A broken laugh escaped him. "She was matchmaking from beyond the grave."
"Apparently, matchmaking skills are common in Yuletide Valley."
"Damn." He clutched the music box tighter, the melody still playing, winding down slowly. "She planned all of this. The music box waiting here. You waiting here. She knew I'd fall apart at that audition and come running home, and she just—she set everything up so I'd land where I needed to be."
"I don't think she knew you'd fall apart. I think she knew you'd eventually realize this is where you belonged." I kissed his forehead. "The falling apart was the path that got you here faster."
The music box played its final notes and fell silent. Alex stared at it for a long moment, then carefully set it on the workbench beside Johan's ancient tools—two impossible inheritances, side by side.
"She left me a letter," he said quietly. "With the will.

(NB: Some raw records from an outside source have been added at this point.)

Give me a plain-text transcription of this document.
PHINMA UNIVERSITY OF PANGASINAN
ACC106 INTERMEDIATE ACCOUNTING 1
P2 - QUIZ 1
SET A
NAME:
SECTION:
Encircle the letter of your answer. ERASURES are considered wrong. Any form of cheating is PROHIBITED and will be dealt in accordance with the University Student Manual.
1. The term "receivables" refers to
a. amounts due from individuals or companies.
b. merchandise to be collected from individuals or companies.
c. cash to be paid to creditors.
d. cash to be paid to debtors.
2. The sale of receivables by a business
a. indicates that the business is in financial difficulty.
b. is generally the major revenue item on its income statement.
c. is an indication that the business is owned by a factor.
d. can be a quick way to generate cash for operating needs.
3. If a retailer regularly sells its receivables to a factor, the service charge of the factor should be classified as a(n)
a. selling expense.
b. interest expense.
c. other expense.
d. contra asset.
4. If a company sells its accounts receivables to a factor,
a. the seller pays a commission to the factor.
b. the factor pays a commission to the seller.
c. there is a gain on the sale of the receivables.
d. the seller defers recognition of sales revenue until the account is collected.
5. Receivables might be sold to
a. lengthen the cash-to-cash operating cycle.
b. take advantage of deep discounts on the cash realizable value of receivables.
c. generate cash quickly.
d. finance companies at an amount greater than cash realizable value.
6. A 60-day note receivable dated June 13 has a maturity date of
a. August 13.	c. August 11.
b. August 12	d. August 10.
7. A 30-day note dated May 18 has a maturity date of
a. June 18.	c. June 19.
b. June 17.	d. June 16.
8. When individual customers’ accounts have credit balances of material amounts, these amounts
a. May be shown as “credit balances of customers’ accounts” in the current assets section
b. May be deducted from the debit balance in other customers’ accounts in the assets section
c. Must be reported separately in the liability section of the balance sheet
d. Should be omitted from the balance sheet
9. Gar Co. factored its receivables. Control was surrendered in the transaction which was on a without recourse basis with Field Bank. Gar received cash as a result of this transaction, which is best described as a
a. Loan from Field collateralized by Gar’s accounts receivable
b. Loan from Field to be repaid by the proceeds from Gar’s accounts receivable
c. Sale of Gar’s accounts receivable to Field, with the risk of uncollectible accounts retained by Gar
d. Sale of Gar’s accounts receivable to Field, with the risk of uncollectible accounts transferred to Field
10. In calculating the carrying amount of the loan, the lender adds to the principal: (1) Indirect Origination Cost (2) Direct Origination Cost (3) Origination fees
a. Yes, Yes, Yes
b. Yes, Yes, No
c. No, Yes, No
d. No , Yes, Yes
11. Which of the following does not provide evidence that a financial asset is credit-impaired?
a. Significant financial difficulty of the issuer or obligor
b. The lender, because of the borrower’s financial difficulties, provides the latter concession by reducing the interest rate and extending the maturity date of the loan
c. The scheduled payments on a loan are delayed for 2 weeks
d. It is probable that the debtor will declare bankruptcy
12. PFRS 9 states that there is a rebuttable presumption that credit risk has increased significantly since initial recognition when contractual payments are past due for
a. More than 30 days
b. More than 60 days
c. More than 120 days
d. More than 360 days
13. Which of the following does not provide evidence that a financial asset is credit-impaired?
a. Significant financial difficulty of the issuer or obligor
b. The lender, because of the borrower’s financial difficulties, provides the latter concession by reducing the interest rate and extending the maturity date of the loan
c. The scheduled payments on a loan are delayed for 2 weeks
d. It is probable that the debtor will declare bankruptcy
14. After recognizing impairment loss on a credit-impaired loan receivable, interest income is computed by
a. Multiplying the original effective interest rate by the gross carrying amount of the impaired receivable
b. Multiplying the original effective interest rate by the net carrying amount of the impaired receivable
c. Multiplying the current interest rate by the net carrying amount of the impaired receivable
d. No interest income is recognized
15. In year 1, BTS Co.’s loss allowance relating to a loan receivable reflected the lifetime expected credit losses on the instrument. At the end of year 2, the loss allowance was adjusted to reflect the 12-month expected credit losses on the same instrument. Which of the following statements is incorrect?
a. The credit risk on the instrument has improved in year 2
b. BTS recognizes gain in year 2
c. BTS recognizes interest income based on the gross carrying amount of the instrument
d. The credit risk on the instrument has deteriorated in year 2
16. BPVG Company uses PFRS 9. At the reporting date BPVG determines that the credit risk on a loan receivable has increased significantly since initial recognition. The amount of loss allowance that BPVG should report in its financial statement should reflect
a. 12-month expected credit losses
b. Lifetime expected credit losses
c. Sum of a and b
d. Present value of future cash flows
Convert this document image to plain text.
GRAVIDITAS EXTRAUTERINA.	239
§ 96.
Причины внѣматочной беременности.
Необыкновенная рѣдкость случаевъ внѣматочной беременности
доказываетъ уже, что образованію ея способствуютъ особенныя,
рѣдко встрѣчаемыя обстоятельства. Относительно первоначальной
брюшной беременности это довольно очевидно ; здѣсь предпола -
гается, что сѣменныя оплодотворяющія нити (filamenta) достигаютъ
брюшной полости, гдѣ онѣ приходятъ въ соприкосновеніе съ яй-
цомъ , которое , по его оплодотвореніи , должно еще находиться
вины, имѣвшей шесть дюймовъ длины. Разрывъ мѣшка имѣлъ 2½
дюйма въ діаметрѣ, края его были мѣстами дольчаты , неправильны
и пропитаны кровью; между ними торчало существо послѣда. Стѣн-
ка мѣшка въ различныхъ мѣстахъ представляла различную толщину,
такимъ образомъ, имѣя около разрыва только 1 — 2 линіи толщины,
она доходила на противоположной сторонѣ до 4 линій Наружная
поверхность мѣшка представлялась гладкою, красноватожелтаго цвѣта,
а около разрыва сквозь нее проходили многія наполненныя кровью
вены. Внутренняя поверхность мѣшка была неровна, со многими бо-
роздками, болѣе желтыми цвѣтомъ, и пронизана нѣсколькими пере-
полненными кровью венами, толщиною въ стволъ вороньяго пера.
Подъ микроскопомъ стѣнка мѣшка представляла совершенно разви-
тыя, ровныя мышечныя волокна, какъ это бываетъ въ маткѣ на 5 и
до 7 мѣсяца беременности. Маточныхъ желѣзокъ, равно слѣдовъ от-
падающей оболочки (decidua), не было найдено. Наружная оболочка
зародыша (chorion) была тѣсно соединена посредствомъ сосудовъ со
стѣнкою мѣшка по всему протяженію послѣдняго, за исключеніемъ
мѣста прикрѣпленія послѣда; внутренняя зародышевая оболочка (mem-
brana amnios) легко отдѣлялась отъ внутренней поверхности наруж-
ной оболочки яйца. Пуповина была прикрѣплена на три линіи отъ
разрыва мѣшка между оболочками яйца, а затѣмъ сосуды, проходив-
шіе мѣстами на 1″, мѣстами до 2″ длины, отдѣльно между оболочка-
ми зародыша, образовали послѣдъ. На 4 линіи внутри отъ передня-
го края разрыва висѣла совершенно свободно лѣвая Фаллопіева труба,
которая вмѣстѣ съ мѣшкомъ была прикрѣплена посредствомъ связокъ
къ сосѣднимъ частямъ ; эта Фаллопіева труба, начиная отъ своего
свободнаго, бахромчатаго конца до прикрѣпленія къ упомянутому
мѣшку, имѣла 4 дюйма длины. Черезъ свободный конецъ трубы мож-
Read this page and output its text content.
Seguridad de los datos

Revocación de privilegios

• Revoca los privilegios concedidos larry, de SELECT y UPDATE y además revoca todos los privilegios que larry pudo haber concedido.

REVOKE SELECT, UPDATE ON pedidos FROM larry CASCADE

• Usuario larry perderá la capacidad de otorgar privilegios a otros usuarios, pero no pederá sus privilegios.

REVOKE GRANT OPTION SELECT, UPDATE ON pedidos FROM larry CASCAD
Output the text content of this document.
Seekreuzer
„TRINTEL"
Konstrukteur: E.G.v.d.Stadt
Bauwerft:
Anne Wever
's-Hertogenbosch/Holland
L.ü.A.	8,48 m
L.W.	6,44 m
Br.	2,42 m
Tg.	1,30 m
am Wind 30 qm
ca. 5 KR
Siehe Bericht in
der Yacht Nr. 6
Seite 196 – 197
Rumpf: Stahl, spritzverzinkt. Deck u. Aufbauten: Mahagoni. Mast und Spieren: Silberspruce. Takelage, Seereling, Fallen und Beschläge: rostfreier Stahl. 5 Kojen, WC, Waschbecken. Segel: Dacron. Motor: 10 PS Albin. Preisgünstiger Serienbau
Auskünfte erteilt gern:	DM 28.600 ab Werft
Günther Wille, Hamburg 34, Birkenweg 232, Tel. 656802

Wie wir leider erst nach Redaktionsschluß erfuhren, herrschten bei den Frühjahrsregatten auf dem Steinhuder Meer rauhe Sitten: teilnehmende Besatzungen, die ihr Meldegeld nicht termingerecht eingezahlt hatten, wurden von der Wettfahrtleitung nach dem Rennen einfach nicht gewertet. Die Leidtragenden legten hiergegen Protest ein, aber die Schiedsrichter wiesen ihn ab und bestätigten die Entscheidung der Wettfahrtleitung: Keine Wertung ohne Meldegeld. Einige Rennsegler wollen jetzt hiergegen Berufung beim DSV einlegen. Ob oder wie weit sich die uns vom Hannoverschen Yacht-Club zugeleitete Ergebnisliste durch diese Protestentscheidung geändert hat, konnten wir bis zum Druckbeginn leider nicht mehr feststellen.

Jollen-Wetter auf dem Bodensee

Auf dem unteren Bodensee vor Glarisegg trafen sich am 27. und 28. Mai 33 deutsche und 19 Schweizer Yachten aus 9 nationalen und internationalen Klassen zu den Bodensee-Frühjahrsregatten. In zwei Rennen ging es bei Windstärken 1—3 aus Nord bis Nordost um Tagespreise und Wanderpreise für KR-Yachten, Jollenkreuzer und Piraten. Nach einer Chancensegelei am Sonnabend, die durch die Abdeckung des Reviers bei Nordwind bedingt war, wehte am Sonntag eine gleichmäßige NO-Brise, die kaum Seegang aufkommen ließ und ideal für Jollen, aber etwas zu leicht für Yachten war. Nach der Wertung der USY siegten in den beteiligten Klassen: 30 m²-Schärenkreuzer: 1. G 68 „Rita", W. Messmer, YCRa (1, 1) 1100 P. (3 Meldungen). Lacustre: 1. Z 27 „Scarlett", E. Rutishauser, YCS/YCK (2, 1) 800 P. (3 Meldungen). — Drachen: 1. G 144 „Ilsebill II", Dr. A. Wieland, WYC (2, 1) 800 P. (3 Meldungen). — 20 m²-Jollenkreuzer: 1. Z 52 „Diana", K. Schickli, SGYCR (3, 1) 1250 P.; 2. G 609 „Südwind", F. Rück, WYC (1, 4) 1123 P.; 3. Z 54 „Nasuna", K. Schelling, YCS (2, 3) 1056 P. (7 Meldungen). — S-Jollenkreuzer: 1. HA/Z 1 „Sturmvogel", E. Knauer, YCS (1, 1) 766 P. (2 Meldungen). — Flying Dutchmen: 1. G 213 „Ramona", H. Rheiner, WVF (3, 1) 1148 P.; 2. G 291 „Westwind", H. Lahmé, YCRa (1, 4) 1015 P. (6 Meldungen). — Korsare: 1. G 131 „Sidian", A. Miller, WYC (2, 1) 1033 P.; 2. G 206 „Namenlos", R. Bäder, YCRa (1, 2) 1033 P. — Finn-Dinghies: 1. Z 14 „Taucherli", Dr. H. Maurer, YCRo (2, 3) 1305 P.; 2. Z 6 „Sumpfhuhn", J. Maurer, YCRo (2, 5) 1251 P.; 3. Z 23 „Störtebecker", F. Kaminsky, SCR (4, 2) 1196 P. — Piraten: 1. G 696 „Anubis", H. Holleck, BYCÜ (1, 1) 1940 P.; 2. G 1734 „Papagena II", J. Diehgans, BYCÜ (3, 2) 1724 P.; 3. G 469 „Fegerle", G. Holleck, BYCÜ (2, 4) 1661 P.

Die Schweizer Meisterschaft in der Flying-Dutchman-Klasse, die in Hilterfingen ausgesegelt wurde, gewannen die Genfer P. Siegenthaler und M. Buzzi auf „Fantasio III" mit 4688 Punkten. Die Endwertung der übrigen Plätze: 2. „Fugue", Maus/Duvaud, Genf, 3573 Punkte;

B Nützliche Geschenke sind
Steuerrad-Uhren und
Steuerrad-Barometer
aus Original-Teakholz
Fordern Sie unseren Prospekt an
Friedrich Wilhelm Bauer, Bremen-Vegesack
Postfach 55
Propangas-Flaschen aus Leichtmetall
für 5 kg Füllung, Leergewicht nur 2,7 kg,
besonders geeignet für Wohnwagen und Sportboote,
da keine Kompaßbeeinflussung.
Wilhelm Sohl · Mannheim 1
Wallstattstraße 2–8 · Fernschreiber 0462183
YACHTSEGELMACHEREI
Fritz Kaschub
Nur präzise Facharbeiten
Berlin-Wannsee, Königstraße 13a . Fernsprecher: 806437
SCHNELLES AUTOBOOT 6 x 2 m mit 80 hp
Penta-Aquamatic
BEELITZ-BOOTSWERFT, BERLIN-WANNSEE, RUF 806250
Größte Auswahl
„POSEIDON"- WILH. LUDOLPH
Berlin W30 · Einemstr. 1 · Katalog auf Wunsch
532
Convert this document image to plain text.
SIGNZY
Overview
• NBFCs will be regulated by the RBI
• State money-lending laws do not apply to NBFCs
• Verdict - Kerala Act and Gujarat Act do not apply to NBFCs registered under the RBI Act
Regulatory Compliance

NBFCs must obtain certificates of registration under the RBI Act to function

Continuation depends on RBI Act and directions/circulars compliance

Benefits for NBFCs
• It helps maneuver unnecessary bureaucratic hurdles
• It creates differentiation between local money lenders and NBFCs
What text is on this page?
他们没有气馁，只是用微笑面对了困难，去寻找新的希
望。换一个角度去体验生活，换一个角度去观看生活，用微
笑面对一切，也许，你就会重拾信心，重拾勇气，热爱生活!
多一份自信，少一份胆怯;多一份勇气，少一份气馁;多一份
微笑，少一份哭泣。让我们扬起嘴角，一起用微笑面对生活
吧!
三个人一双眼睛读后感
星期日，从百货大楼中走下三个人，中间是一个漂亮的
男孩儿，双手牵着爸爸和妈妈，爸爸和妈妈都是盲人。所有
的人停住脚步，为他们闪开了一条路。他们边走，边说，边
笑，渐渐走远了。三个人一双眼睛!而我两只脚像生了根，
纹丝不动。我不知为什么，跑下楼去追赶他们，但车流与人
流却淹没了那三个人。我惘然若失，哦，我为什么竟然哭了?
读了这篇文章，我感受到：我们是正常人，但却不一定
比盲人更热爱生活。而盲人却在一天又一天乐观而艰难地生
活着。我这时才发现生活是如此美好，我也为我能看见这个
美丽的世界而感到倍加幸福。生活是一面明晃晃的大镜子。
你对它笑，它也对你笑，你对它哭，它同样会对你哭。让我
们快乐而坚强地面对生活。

I haven't been able to open it."
"Maybe you're ready now."
"Maybe." He turned back to me, eyes red-rimmed but clearer than I'd ever seen them.
"Ben, I don't know what I'm going to tell Claire.
I don't know if I'm staying or going or what any of this means for my career.
But I know—" His voice steadied. "I know I'm not the same person who got on that train two weeks ago.
And I know that whatever I decide, it's not going to be because I'm running away from something. "
"I've been hoping to hear that."
The music box sat silent on my workbench, but I still heard its echo—"Silent Night," chosen by a woman who'd known her grandson would need to remember who he was before Broadway and all of the years of performing instead of living.
Whatever came next—Broadway auditions, family secrets, or magic I still didn't fully understand—I knew one thing for sure, some things were worth waiting for.
And Alex Garland was worth waiting forever.